Lire le livre d’Amos, c’est mieux comprendre que Dieu appelle vraiment les prophètes. Et le chemin de vie d’Amos peut ouvrir pour chacun l’audace de témoigner, dans ses choix, de sa foi. C’est aussi mieux accueillir Jésus, le prophète par excellence, vraiment prophète parce qu’il est proche de celui qu’il appelle son Père et il parle alors on ne peut mieux de ce que Dieu veut dire aux hommes et aux femmes. Amos nous permettra aussi de penser à tous les envoyés pour la bonne nouvelle, à commencer par les apôtres que Jésus envoie annoncer le Royaume de Dieu, mais aussi à penser l’Église aujourd’hui et demain qui est missionnaire.
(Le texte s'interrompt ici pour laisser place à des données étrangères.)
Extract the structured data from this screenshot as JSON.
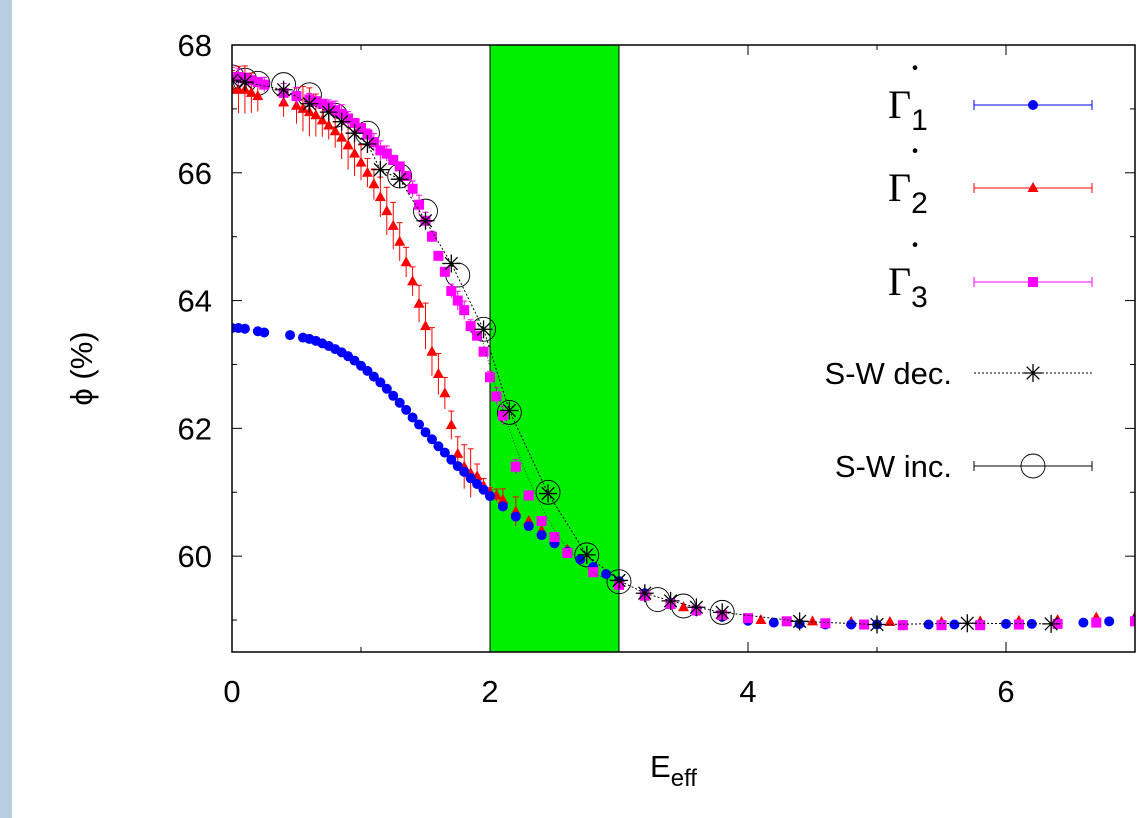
{
  "chart_data": {
    "type": "scatter",
    "xlabel": "E",
    "xlabel_sub": "eff",
    "ylabel": "ϕ (%)",
    "xlim": [
      0,
      7
    ],
    "ylim": [
      58.5,
      68
    ],
    "xticks": [
      "0",
      "2",
      "4",
      "6"
    ],
    "xtick_values": [
      0,
      2,
      4,
      6
    ],
    "yticks": [
      "60",
      "62",
      "64",
      "66",
      "68"
    ],
    "ytick_values": [
      60,
      62,
      64,
      66,
      68
    ],
    "grid": false,
    "legend_position": "top-right",
    "highlight_band": {
      "x_from": 2,
      "x_to": 3,
      "color": "#00ee00"
    },
    "series": [
      {
        "legend_symbol": "Γ",
        "legend_subscript": "1",
        "legend_dot": "·",
        "color": "#0000ff",
        "marker": "circle",
        "x": [
          0.0,
          0.05,
          0.1,
          0.2,
          0.25,
          0.45,
          0.55,
          0.6,
          0.65,
          0.7,
          0.75,
          0.8,
          0.85,
          0.9,
          0.95,
          1.0,
          1.05,
          1.1,
          1.15,
          1.2,
          1.25,
          1.3,
          1.35,
          1.4,
          1.45,
          1.5,
          1.55,
          1.6,
          1.65,
          1.7,
          1.75,
          1.8,
          1.85,
          1.9,
          1.95,
          2.0,
          2.1,
          2.2,
          2.3,
          2.4,
          2.5,
          2.6,
          2.7,
          2.8,
          2.9,
          3.0,
          3.2,
          3.4,
          3.6,
          3.8,
          4.0,
          4.2,
          4.4,
          4.6,
          4.8,
          5.0,
          5.2,
          5.4,
          5.6,
          5.8,
          6.0,
          6.2,
          6.4,
          6.6,
          6.8,
          7.0
        ],
        "y": [
          63.57,
          63.57,
          63.56,
          63.52,
          63.5,
          63.46,
          63.42,
          63.4,
          63.37,
          63.33,
          63.29,
          63.24,
          63.19,
          63.13,
          63.06,
          62.98,
          62.9,
          62.81,
          62.72,
          62.62,
          62.51,
          62.4,
          62.29,
          62.17,
          62.06,
          61.94,
          61.83,
          61.72,
          61.62,
          61.51,
          61.41,
          61.32,
          61.22,
          61.13,
          61.04,
          60.94,
          60.78,
          60.62,
          60.47,
          60.33,
          60.2,
          60.07,
          59.95,
          59.83,
          59.72,
          59.61,
          59.42,
          59.27,
          59.14,
          59.05,
          58.99,
          58.96,
          58.94,
          58.93,
          58.93,
          58.93,
          58.92,
          58.93,
          58.93,
          58.93,
          58.94,
          58.94,
          58.95,
          58.96,
          58.98,
          59.0
        ]
      },
      {
        "legend_symbol": "Γ",
        "legend_subscript": "2",
        "legend_dot": "·",
        "color": "#ff0000",
        "marker": "triangle",
        "x": [
          0.0,
          0.05,
          0.1,
          0.15,
          0.2,
          0.4,
          0.5,
          0.55,
          0.6,
          0.65,
          0.7,
          0.75,
          0.8,
          0.85,
          0.9,
          0.95,
          1.0,
          1.05,
          1.1,
          1.15,
          1.2,
          1.25,
          1.3,
          1.35,
          1.4,
          1.45,
          1.5,
          1.55,
          1.6,
          1.65,
          1.7,
          1.75,
          1.8,
          1.85,
          1.9,
          1.95,
          2.0,
          2.05,
          2.1,
          2.2,
          2.3,
          2.4,
          2.5,
          2.6,
          2.8,
          3.0,
          3.2,
          3.5,
          3.8,
          4.1,
          4.5,
          4.8,
          5.1,
          5.5,
          5.8,
          6.1,
          6.4,
          6.7,
          7.0
        ],
        "y": [
          67.3,
          67.3,
          67.3,
          67.25,
          67.2,
          67.1,
          67.05,
          67.0,
          66.95,
          66.9,
          66.82,
          66.74,
          66.65,
          66.55,
          66.43,
          66.3,
          66.16,
          66.0,
          65.82,
          65.62,
          65.4,
          65.17,
          64.92,
          64.6,
          64.3,
          63.95,
          63.6,
          63.2,
          62.85,
          62.55,
          62.05,
          61.6,
          61.4,
          61.3,
          61.25,
          61.1,
          61.0,
          60.95,
          60.88,
          60.7,
          60.55,
          60.4,
          60.25,
          60.1,
          59.82,
          59.6,
          59.42,
          59.2,
          59.07,
          59.0,
          58.98,
          58.97,
          58.97,
          58.97,
          58.98,
          58.99,
          59.0,
          59.04,
          59.05
        ]
      },
      {
        "legend_symbol": "Γ",
        "legend_subscript": "3",
        "legend_dot": "·",
        "color": "#ff00ff",
        "marker": "square",
        "x": [
          0.0,
          0.05,
          0.1,
          0.15,
          0.2,
          0.25,
          0.4,
          0.5,
          0.6,
          0.65,
          0.7,
          0.75,
          0.8,
          0.85,
          0.9,
          0.95,
          1.0,
          1.05,
          1.1,
          1.15,
          1.2,
          1.25,
          1.3,
          1.35,
          1.4,
          1.45,
          1.5,
          1.55,
          1.6,
          1.65,
          1.7,
          1.75,
          1.8,
          1.85,
          1.9,
          1.95,
          2.0,
          2.05,
          2.1,
          2.2,
          2.3,
          2.4,
          2.5,
          2.6,
          2.8,
          3.0,
          3.2,
          3.4,
          3.6,
          3.8,
          4.0,
          4.3,
          4.6,
          4.9,
          5.2,
          5.5,
          5.8,
          6.1,
          6.4,
          6.7,
          7.0
        ],
        "y": [
          67.5,
          67.5,
          67.48,
          67.45,
          67.42,
          67.38,
          67.25,
          67.2,
          67.15,
          67.12,
          67.08,
          67.04,
          66.98,
          66.92,
          66.85,
          66.78,
          66.7,
          66.6,
          66.48,
          66.35,
          66.3,
          66.2,
          66.1,
          65.95,
          65.75,
          65.5,
          65.25,
          65.0,
          64.7,
          64.45,
          64.15,
          64.0,
          63.85,
          63.6,
          63.45,
          63.2,
          62.8,
          62.5,
          62.2,
          61.4,
          60.95,
          60.55,
          60.3,
          60.05,
          59.75,
          59.55,
          59.38,
          59.25,
          59.15,
          59.08,
          59.03,
          58.98,
          58.95,
          58.93,
          58.92,
          58.92,
          58.92,
          58.93,
          58.94,
          58.96,
          58.98
        ]
      },
      {
        "legend_label": "S-W dec.",
        "color": "#000000",
        "marker": "star",
        "x": [
          0.0,
          0.1,
          0.4,
          0.6,
          0.75,
          0.85,
          0.95,
          1.05,
          1.15,
          1.3,
          1.5,
          1.7,
          1.95,
          2.15,
          2.45,
          2.75,
          3.0,
          3.2,
          3.4,
          3.6,
          3.8,
          4.4,
          5.0,
          5.7,
          6.35
        ],
        "y": [
          67.45,
          67.42,
          67.3,
          67.08,
          66.95,
          66.8,
          66.62,
          66.45,
          66.05,
          65.9,
          65.25,
          64.58,
          63.55,
          62.28,
          60.98,
          60.02,
          59.62,
          59.42,
          59.3,
          59.2,
          59.12,
          58.98,
          58.93,
          58.95,
          58.94
        ]
      },
      {
        "legend_label": "S-W inc.",
        "color": "#000000",
        "marker": "open-circle",
        "x": [
          0.0,
          0.1,
          0.2,
          0.4,
          0.6,
          0.8,
          1.05,
          1.3,
          1.5,
          1.75,
          1.95,
          2.15,
          2.45,
          2.75,
          3.0,
          3.3,
          3.5,
          3.8
        ],
        "y": [
          67.5,
          67.45,
          67.4,
          67.38,
          67.22,
          66.9,
          66.62,
          65.95,
          65.4,
          64.4,
          63.55,
          62.25,
          61.0,
          60.02,
          59.6,
          59.32,
          59.22,
          59.12
        ]
      }
    ]
  }
}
Flash sur Amos d’abord. Il fallait quelqu’un comme lui, qui soit dégagé, prenant distance de la religion cultuelle qui s’était mise en place. Parce que son message est autre : pour rappeler non pas qu’il faut suivre le rituel à la lettre et que l’attention se monopolise sur ce point, mais qu’il faut veiller à ses frères et sœurs. Et c’est nécessaire pour la santé spirituelle du peuple de l’alliance, en même temps que pour la vie du peuple lui-même. La vie de croyant est un équilibre entre le concret où l’on cherche la présence du Seigneur et la reconnaissance pour ce que, dans la foi, on reçoit de Dieu. Mais on peut parfois aussi tourner à vide, s’imaginer fêter le Seigneur quand on fête sa propre justice se fourvoyer sur une paix ouverte à Dieu qu’elle ne serait pas vraiment ouverte aux gens de l’extérieur de la tradition religieuse. Amos, vit à une période où la religion et le culte s’étaient institutionnalisés et risquaient de se scléroser dans des façons de faire privées de sens et dans des habitudes plus ou moins déviantes. Amos, c’est le porte-parole du Seigneur quand l’injustice s’installe et quand les responsables du peuple s’en rendent complices ou simplement ferment les yeux. La parole tranchante du prophète dénonce ces déviations qui, à l’insu des responsables, menacent l’avenir même du peuple et sa relation avec Dieu. Pour prononcer une telle parole et ramener le peuple vers l’alliance, il faut un homme libre. Amos en est un depuis que le Seigneur l’a appelé. Certains prétendaient qu’il vient leur faire ombre sur le territoire que le Seigneur leur avait confié. C’est pour cela qu’il dérange l’ordre – en réalité le désordre – établi et ceux qui, comme Amacias et Jéroboam, en sont les garants.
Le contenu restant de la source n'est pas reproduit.